Public Space
   
 
 

Public Space Research

Parks and other public spaces allow different kinds of people to claim space, practice their particular activities and rituals, encounter one another, relax, and have fun.  We feel that well cared for, culturally inclusive public spaces are essential to sustaining civility and social capital in the urban context.  ActKnowledge staff have extensive experience in studying the use, knowledge, and valuing of public space, including ethnographic studies of urban national parks and beaches in New York, Jersey City, and Philadelphia, usership studies of New York landscape parks, and a sociological study of a city neighborhood affected by the attacks of September 11, 2001.  Two ActKnowledge staff members used Prospect Park in Brooklyn as the setting for their doctoral research in environmental psychology.  Public space research tools include ethnography, environment perception and evaluation, user surveys and census counts, and participatory planning and design.

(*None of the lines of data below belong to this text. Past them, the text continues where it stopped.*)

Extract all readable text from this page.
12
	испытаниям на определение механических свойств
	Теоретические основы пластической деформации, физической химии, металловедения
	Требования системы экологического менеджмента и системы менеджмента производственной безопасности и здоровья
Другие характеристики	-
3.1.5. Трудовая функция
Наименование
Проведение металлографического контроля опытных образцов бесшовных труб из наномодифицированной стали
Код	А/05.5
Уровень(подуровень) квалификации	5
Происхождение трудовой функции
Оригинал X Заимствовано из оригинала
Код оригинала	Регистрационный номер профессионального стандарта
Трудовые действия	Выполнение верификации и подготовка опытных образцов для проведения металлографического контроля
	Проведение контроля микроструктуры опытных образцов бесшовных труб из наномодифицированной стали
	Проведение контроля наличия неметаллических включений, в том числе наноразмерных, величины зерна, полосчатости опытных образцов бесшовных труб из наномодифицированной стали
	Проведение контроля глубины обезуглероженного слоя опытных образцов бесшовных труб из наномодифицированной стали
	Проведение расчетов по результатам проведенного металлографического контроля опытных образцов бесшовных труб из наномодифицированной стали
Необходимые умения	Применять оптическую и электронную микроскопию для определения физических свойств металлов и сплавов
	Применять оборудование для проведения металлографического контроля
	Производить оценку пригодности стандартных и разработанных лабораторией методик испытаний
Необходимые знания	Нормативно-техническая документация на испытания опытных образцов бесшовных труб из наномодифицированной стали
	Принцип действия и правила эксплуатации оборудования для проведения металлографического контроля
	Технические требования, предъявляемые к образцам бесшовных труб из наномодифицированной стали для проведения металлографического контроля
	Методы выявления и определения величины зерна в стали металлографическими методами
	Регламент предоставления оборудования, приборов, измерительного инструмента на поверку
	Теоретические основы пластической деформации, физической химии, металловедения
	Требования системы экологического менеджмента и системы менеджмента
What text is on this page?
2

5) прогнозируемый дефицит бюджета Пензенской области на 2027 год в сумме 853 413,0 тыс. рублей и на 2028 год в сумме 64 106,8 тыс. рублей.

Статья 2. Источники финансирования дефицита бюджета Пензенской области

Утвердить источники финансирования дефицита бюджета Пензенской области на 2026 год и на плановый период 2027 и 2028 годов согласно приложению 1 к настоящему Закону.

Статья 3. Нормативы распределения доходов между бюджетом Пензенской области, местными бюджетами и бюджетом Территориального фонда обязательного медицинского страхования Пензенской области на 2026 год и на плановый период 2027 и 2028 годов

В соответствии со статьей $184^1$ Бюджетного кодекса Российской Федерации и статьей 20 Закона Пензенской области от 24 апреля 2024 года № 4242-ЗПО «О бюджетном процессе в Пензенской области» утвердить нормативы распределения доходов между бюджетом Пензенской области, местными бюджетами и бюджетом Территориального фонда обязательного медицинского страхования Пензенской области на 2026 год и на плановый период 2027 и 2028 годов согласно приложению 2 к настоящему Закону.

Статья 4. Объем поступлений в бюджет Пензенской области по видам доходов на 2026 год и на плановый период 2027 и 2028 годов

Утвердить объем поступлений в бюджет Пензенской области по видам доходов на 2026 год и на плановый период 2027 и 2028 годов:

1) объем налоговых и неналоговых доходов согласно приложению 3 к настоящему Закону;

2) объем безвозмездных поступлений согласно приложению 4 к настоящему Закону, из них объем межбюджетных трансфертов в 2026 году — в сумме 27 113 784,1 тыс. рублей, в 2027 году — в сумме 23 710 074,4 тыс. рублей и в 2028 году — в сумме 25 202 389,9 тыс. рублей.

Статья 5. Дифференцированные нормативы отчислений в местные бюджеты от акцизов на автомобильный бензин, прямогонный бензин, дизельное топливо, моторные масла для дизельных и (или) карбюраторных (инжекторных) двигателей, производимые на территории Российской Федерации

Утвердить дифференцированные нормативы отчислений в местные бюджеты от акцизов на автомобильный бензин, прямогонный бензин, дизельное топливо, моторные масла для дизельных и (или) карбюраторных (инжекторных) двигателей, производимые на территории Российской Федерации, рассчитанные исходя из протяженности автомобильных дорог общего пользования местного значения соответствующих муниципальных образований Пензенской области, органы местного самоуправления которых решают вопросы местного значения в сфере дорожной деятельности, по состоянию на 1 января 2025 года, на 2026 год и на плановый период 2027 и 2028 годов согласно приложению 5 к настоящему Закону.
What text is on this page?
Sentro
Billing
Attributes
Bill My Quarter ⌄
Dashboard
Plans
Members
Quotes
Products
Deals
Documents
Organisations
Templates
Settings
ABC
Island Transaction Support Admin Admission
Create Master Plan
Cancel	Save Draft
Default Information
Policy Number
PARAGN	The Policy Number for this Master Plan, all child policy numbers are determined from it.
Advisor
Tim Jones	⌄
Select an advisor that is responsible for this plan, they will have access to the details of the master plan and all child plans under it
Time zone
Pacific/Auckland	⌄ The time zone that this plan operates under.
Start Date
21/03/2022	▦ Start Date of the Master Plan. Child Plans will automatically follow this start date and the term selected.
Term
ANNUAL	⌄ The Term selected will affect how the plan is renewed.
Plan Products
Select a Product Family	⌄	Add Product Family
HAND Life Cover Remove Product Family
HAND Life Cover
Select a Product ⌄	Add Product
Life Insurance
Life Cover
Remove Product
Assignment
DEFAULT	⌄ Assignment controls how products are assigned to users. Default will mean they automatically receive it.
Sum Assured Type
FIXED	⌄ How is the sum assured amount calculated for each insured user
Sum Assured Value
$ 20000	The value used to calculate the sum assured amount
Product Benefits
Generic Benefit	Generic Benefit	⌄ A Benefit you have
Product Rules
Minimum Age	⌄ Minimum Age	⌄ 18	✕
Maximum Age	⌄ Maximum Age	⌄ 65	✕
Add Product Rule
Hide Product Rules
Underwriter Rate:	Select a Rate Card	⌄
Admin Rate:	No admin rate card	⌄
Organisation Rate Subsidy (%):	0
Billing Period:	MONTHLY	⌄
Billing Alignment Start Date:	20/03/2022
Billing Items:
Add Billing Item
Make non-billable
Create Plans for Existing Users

  • Ethnographic research captures people’s cultural relationship to the space, specifically the uses and activities groups and communities make of a space and the meanings and significance it holds for them.  Ethnographic research methods include participant observation, interviews and transect walks (interviews conducted while walking through the park on a specified route), behavioral mapping, and focus groups.  These methods produce precise descriptions of the physical features of public spaces which are then tied to specific uses, knowledge, and meanings.
  • Environment perception and evaluation involves research into individual people’s experience of public places, including use, knowledge, and valuing of landscape and design features; also sensory perception and emotional response to the structure and qualities of the environment.  Methods include interviews and transect walks, and photography. 
  • The user survey is usually an instrument administered to a statistically representative sample of the user population in behalf of management. User surveys seek information on such things as park activity, knowledge, preferences, likes and dislikes, and desired changes.
  • The census count employs manual counts and statistical projections to reach a census of park visitors.
  • Participatory planning and design involves collaboration between users and management in planning and prioritizing changes in either the physical environment or the programming of a public space.  ActKnowledge brings to this effort Theory of Change, a proven participatory methodology that originated in evaluation of social change initiatives.